Foi com grande curiosidade que provei, há uns quatro anos, o Terrantez do Pico, produzido por António Maçanita.
Primeiro, porque já tinha lido algo sobre o grande talento deste enólogo português.
E o vinho em questão era um branco (adoro!), produzido com uma uva que tem fama de especial na Ilha da Madeira, onde existe a máxima: “As uvas da casta Terrantez, não as comas nem as dês, para vinho Deus as fez!”.
Por fim, a Terrantez do Pico é, hoje, uma nobre e valorizada uva, que esteve prestes a sumir do mapa em seu território de origem, o arquipélago dos Açores, pontinho isolado no meio do Atlântico Norte.
Com aquela garrafa, descobri que a Terrantez do Pico é uma coisa, e a Terrantez da Madeira é outra, ainda que compartilhem certas características comuns além da coincidência do nome. Como a exuberância potencial dos vinhos produzidos com elas.
Quem a salvou da extinção, pelo que sei, foi o enólogo citado, e existe um heroísmo nisso. Eram 100 plantas apenas, há alguns anos. Hoje, já são mais de 4 mil. Digno de aplausos. Porque a Terrantez do Pico, meu amigo, é de emocionar.
Era, então, uma novidade que chamou a atenção, ali a partir de 2018 ou 2019, conquistado altas notas com a crítica, e alcançando também o sucesso de público, apesar da baixa produção. Em 2020, Maçanita foi premiado como o produtor do ano, pela mais importante publicação do tema em Portugal, a Revista de Vinhos.
Parte de sua família tem origem açoriana, assim como muitos moradores do litoral catarinense. Outra, tem raízes no Alentejo. Maçanita já fazia vinho na Fitapreta, com base em Évora, na ensolarada região.
E, um belo dia, como os navegadores portugueses faziam há mais de 50 anos, se lançou ao mar, para fazer preciosidades insulares no Arquipélago dos Açores.
Desde então acompanho este trabalho, que é a mais pura metaenologia, e vai muito além do vinho.
Deste projeto participa a sua irmã, Joana Maçanita, que tive a felicidade de conhecer essa semana.
Em seus rótulos, lemos em destaque: Maçanita – Irmãos e enólogos.
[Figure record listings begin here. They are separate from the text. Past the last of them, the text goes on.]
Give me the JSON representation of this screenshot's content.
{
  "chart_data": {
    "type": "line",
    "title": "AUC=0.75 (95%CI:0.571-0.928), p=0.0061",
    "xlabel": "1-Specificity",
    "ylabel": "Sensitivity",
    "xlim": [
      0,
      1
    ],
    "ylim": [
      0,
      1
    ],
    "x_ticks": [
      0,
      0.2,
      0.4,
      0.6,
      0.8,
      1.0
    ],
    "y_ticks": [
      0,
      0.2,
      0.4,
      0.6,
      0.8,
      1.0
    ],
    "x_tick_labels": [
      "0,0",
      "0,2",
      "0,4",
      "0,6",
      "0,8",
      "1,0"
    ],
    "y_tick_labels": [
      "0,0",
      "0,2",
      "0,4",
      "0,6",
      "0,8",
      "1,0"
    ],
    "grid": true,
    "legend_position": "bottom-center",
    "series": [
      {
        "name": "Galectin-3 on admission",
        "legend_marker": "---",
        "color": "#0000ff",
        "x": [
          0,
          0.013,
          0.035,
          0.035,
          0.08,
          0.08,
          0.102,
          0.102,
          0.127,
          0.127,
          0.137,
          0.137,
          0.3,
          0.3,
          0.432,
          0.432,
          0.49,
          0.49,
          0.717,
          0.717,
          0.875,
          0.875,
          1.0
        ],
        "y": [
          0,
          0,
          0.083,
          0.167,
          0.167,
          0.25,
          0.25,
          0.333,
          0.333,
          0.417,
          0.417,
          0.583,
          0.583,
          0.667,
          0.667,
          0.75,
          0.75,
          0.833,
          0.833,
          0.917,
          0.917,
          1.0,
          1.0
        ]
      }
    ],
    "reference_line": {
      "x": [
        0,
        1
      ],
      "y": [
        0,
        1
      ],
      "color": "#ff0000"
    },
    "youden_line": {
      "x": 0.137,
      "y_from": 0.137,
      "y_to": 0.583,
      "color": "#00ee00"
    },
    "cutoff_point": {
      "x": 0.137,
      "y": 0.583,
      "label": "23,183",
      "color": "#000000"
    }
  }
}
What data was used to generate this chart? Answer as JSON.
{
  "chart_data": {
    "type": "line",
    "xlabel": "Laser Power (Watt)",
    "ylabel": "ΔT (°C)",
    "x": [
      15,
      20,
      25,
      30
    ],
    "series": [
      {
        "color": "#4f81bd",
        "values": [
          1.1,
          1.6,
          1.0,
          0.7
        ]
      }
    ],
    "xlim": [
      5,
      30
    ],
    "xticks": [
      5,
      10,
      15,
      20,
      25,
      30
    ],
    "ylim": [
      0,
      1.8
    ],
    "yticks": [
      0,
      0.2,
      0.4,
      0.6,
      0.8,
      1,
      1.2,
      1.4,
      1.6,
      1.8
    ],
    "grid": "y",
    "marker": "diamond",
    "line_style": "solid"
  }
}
Acho bonito e poético, do mesmo modo que assim são seus vinhos.
Ontem provei pela primeira vez os rótulos produzidos por eles no Douro. O que encontramos ali é o mais puro respeito às tradições vínicas locais, mas com assinatura da dupla.
Fiquei impressionado com a elegância do seu Maçanita DOC Douro Reserva, e ainda mais da surpresa da noite: o monumental Touriga Nacional 2015. Um vinhaço desses que conjugam profundidade com frescor, aromas límpidos de frutas e flores, com a complexidade das notas de evolução que começam a se mostrar. Encontramos couro e alcaçuz. Na etiqueta, está escrito, grande: Cima Corgo, a desafiadora região.
No vinho, a dificuldade, se bem trabalhada, vira a mais nobre virtude: a personalidade forte em harmonia com o perfil equilibrado, complexo e elegante que se espera de um grande exemplar da categoria.
Mas eu caí de amores foi mesmo pelos quatro brancos apresentados no jantar, que aconteceu na Mercearia da Praça, fugindo de seu menu português tradicional, e servindou coisas como o carpaccio de carne selado em pimenta. Ele foi uma companhia excelente para o brilhante e inesquecível Gouveio 2018 (by Joaninha) Tank Fermented, um primor de vinho branco, com aromas que em primeiro lugar me lembraram Jerez Manzanilla, salinos, com traços oxidativos e muito frescor. De impressionar. Mineral, tem aroma potente e pedregoso, que refresca ao mesmo tempo em que provocam com sua acidez equilibrada, mas marcante, elétrica e sedutora. A fruta dá uma espécie de acabamento fino, com aromas de melão maduro e pêssego, uma maçã verde bem cítrica, uma tangerina. Tem muita coisa ali, muito bem integrada e harmônica. Um vinhaço, para resumir.
São apenas 1.650 garrafas. Se pudesse, comprava todas e dava uma festa. Guardava uma parte para ir bebendo aos poucos, considerando que não é um vinho de guarda, mas sim que eu beberia todos os dias. Com qualquer comida. Porque gosto dele, e muito.
Custa R$ 349,90 no site da Buena Importadora.